News

Kitchen Angels’ Tony McCarty Announces Retirement

Longtime executive director will leave at the end of the year

News (Courtesy Kitchen Angels)

After 31 years serving with local nonprofit Kitchen Angels, Executive Director Tony McCarty today announced his upcoming retirement slated for the final day of 2024.

“The organization is in a strong and stable place with programming and financially and its current direction,” McCarty, 70, tells SFR. “I’m not getting any younger, so it seems like a great time. The board is strong and supportive of the change, so everything seems to be aligned.”

Kitchen Angels’ mission has been a simple but vital one—to feed homebound and/or chronically ill Santa Feans who would otherwise struggle to obtain nutritious meals. The nonprofit was founded in 1992 and originally operated out of the Westminster Presbyterian Church with a mere 30 volunteers and 35 clients. Within the first six months, Kitchen Angels reportedly racked up 80 clients and served 2,000 meals; by 1996, according to the nonprofit’s website, it served its 50,0000th meal; in 2023, it celebrated 2 million meals served; and today, McCarty says, it boasts 350 volunteers and serves thousands of meals per month.

McCarty joined the org in its 1992 inaugural year as a volunteer and became its executive director by 1993.

“Y’know, I didn’t,” he says with a laugh when asked if he’d had previous nonprofit experience. “I had business experience, but it all happened very quickly from the time I started volunteering. I was the only paid employee, too, for the first seven years of the organization’s history.”

Under McCarty, paid positions rose. Today, Kitchen Angles counts seven full-time workers and two part-timers. McCarty was also instrumental in scaling and organizational growth and instrumental in the capital campaign that funded the nonprofit’s forever home at the former Coll Green Angel Depot in 2001. At the time, the complex also housed The Food Depot and nonprofit pantry Feeding Santa Fe, the latter of which unfortunately dissolved during the pandemic. The Food Depot, however, outgrew its old space years ago and continues to feed Santa Feans from its Siler Road HQ; Kitchen Angels now takes up the entirety of its space.

McCarty also helped launch numerous food-forward initiatives in Santa Fe, including the Santa Fe Food Policy Council dedicated to food accessibility and the Kitchenality kitchenware resale store, which helps fund Kitchen Angels. There is perhaps no more popular program, however, than the annual Angels Dine Out event each spring, which finds dozens of local restaurants donating a portion of a day’s sales to Kitchen Angels. That program hit its 25th anniversary in 2024.

In other words, McCarty will leave behind some pretty big shoes when he departs in December. Still, he says, he’s looking forward to spending some time painting in his garden and catching up with friends and family. He also hopes to get back into volunteering down the road a bit, after some rest, of course, and he’ll consult with Kitchen Angels to help hire its next executive director.

“It’s been an absolute honor to keep Kitchen Angels poised to handle Santa Fe’s needs, and we’ve set up the organization for success, so I’m hopeful the new person will come in and respond to the needs of the community,” McCarty says. “We have a tsunami of an aging population in Santa Fe who will need food, and while not all of that population will rely on Kitchen Angles, a portion will—there will come a time for tremendous growth for the organization, and [the new executive director] will have to think in a strategic way to be prepared for the aging population.”
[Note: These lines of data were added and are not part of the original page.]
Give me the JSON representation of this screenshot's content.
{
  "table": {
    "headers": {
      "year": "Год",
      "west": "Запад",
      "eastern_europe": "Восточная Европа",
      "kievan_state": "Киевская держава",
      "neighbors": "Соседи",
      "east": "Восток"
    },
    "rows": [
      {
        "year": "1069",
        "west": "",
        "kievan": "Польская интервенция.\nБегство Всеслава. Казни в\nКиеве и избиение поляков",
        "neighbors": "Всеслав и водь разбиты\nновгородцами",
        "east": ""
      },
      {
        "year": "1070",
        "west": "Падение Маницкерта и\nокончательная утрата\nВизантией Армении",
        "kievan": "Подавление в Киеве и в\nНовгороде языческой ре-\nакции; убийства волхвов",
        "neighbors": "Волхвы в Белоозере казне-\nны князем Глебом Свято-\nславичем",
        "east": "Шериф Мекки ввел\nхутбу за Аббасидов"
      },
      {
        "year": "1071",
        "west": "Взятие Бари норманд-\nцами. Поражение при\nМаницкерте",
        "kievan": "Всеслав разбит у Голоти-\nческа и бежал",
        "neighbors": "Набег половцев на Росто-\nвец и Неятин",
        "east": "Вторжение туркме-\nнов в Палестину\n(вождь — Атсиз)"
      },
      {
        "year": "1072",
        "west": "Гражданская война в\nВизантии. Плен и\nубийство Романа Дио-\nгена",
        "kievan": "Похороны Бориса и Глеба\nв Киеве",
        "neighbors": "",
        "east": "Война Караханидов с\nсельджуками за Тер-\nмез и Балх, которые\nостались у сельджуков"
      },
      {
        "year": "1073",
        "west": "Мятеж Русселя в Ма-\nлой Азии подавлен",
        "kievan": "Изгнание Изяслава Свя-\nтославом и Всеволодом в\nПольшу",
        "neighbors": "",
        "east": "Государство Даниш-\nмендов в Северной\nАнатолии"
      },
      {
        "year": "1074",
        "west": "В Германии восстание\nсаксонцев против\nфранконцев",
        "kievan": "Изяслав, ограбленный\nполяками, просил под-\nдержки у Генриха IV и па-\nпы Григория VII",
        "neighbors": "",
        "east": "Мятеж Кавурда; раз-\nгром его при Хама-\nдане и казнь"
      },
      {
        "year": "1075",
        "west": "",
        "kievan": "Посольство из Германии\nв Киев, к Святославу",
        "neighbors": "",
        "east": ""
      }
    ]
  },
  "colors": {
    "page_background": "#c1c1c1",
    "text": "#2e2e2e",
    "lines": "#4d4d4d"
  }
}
Kitchen Angels Vice President of Philanthropy Dwayne Trujillo tells SFR the search for McCarty’s successor will begin at home with local candidates. Failing that, Trujillo adds, the nonprofit would begin a national search. In the here and now, however, Trujillo says McCarty’s pending departure feels like the end of an era.

“I’ve been here about six years, and he’s been an amazing mentor who has taught me so much,” Trujillo says. “Best boss I’ve ever had.”